There was a gorgeous, well-preserved Victorian townhouse for sale last year in Charlestown, near the Monument. I thought it was wonderful but the price was just out of our reach... and we weren't sure about moving all the way to Charlestown, naturally. It was on the market for a long time, and we were busy dithering about moving to Quincy (an even more outlandish concept for us) when it finally sold.
It's one of the houses I keep thinking about. There are a few, including the house in Quincy, that haunt my "what-if" dreams. We've been house-hunting for three years and I have a shopping bag full of listing sheets of places we've seen that we felt weren't right for us. After this long, one begins to wonder if anything will ever be right. We may have impossible hopes or tastes. We definitely have an impossible budget considering what we like.
The house in Charlestown was a big, solid family house, with a patio and three bedrooms. I imagined that some lucky parents and kids would settle in there for the long term. So imagine my surprise when it came back on the market yesterday. But, oh, the poor house! I think some relatives of the family in Beetlejuice moved in, messed it up, and moved on.
Before and after photos tell the story best because I'd keep typing and deleting expletives while sobbing into my keyboard.
Here's the entry way and main staircase, with a walnut newel post and some admittedly tired wallpaper that's just crying out for a handsome William Morris pattern to be slapped up on top of it. But look at that floor. It could be original and it seems to have a beautiful patina either way:
Why, oh why, did they stain or paint the floor and the newel post and bannister black? It's criminal! And unnecessary since the floors were fine to begin with, not so damaged that paint was the only solution. I wonder if they can be restored back to what they'd happily been since 1881.
Here's the parlor as it looked last year, with period lighting and that fine old floor:
Here's what happened to it:
Some of the furniture is interesting; the previous Early American stuff had very little going for it, I agree. (They do seem to have a phobia about using color.) But that ceiling light looks like it's made of inflated dry-cleaning bags and that black floor is going to have to be dusted at least once a day — more frequently if there's a cat, dog, child, anyone who ever goes outside living in this house. Every speck of dirt and dust will show (unless it's coal dust, and we don't have much of that these days.)
I wonder what it would cost to bring the floors back to their original beauty, if that is even possible.
The dining room before, restrained and elegant; I'd change the wallpaper, lower the chandelier and get rid of the Ethan Allen dining set, replacing it with Edwardian or un-fussy Victorian antiques.
Look at it now, with another hideous ceiling light, a floor that looks like tar, and furniture styles and finishes that clash with each other as well as the room:
Those dining chairs look like refugees from the French Revolution, don't they? From the Bastille.
There's a library upstairs that's had its floor tarred, too.

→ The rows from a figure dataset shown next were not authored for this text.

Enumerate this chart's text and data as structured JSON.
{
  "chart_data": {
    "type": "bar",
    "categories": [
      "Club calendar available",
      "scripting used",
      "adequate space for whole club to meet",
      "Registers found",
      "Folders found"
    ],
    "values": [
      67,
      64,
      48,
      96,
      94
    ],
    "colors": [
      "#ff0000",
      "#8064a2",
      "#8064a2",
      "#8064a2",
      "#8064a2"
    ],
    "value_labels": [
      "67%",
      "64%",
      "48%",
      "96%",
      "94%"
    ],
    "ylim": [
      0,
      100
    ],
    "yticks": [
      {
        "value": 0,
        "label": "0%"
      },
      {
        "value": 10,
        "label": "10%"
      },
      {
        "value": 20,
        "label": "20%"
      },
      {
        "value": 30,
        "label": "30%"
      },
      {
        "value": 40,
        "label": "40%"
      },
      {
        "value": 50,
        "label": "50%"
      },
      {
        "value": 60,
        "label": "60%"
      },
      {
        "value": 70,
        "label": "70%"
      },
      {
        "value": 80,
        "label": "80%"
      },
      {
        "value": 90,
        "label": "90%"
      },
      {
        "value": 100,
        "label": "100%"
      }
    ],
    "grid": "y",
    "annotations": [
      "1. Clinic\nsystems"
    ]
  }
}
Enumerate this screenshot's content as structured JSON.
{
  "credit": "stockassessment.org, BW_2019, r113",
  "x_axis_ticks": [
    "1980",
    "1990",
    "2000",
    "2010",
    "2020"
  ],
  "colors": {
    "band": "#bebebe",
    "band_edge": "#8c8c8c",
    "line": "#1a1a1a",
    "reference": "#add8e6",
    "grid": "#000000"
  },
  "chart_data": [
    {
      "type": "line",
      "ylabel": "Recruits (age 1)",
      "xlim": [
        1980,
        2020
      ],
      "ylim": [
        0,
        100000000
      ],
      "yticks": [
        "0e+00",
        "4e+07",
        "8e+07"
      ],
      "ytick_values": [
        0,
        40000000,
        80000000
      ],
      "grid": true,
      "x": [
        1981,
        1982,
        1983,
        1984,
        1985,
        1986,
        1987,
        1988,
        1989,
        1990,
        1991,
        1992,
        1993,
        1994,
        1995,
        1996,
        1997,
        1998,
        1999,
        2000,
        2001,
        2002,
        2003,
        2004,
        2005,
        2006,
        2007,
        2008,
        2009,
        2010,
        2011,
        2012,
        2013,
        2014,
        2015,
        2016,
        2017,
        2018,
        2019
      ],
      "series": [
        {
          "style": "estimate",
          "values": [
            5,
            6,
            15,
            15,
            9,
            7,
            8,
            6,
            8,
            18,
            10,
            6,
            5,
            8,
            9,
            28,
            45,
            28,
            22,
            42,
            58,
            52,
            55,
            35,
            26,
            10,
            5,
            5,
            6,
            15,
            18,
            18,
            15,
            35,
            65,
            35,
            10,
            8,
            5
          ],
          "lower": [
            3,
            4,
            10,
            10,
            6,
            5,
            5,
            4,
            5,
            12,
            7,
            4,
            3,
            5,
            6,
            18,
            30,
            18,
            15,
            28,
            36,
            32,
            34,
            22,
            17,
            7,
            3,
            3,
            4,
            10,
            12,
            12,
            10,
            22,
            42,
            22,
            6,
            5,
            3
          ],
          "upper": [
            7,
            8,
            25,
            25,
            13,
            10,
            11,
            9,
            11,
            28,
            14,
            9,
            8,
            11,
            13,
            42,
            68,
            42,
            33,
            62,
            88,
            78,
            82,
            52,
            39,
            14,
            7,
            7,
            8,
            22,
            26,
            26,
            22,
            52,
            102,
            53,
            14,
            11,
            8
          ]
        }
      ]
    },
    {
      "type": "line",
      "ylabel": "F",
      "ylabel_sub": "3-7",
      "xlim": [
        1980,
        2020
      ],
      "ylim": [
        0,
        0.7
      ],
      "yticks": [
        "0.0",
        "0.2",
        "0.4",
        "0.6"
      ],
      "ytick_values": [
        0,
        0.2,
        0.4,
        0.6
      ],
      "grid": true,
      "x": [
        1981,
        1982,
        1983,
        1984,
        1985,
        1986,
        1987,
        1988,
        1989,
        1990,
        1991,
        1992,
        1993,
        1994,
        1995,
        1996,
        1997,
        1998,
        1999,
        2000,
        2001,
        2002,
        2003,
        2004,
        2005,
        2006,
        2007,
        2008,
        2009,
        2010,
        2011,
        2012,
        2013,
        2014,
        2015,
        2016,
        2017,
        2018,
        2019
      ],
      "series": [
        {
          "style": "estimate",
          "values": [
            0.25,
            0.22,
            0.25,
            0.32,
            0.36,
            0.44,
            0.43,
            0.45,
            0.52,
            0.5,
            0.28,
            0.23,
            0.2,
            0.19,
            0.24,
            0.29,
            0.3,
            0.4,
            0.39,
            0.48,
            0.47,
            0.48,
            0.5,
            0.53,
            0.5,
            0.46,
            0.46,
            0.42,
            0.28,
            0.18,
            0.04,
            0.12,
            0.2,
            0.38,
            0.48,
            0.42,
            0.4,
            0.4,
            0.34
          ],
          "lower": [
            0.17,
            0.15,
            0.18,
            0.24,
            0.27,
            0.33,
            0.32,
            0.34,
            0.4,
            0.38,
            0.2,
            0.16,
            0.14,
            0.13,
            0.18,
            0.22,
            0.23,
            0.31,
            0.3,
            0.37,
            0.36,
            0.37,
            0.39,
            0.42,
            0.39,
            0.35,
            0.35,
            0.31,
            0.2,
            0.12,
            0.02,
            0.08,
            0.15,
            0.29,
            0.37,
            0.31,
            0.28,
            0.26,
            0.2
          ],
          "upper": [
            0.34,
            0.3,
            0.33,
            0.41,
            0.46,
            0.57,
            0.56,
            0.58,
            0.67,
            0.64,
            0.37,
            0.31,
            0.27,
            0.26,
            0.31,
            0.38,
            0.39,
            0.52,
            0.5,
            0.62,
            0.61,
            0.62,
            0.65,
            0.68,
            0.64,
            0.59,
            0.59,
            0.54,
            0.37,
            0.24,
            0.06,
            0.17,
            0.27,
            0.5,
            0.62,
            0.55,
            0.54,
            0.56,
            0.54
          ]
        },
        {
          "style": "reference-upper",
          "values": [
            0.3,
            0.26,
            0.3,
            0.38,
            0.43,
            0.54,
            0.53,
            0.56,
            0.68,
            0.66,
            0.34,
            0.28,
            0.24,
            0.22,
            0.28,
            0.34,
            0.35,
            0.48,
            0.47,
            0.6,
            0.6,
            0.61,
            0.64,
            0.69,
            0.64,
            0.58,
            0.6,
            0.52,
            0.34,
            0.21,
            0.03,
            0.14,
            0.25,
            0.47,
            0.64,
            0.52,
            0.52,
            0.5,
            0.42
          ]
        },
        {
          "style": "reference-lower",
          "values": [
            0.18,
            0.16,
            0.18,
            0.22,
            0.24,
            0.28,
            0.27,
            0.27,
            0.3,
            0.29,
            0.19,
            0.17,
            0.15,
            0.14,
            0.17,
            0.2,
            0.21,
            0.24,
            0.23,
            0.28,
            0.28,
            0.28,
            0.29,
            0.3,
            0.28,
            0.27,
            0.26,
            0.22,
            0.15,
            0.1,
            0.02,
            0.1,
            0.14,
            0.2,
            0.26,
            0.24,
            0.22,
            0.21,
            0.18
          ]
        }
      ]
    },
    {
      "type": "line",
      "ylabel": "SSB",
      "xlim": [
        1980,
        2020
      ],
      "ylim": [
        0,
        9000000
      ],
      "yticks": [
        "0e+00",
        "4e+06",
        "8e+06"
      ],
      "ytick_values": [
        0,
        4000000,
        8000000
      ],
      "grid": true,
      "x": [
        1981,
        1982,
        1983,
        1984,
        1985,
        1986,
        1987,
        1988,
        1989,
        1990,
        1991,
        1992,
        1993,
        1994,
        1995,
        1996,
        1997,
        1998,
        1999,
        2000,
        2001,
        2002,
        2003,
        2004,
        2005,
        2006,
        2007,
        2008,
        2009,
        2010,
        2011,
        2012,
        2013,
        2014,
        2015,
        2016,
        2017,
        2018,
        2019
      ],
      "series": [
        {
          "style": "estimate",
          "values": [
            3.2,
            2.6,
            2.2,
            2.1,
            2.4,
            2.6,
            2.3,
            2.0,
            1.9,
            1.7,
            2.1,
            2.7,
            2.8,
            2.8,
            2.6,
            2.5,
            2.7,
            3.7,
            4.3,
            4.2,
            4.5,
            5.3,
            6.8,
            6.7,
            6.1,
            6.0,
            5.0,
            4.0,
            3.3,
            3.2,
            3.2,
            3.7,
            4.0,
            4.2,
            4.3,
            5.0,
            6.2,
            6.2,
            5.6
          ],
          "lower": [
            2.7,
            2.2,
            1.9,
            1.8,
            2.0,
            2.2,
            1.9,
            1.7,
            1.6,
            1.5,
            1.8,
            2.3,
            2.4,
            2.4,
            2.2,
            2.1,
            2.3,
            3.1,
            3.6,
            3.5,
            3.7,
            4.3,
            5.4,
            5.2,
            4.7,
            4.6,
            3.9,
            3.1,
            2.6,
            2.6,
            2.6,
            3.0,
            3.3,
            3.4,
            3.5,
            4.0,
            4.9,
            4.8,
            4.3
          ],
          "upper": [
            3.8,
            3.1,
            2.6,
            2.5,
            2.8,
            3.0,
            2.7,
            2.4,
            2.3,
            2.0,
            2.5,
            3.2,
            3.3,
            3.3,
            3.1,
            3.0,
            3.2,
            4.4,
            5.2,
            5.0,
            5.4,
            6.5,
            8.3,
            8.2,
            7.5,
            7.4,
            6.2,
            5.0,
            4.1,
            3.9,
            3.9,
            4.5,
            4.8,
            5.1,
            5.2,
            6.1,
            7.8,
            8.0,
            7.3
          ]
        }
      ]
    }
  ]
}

At least they didn't rip out all the mantels or try to paint them black, or cement mirror tiles all over them:
Of course, the price of the house is $100,000 more than it sold for — all that black paint and bad lighting had to cost something.
We'll be going to see it on Sunday, so if you hear weeping and gnashing of teeth coming from the direction of the Warren Tavern in the early afternoon, you'll know it's me.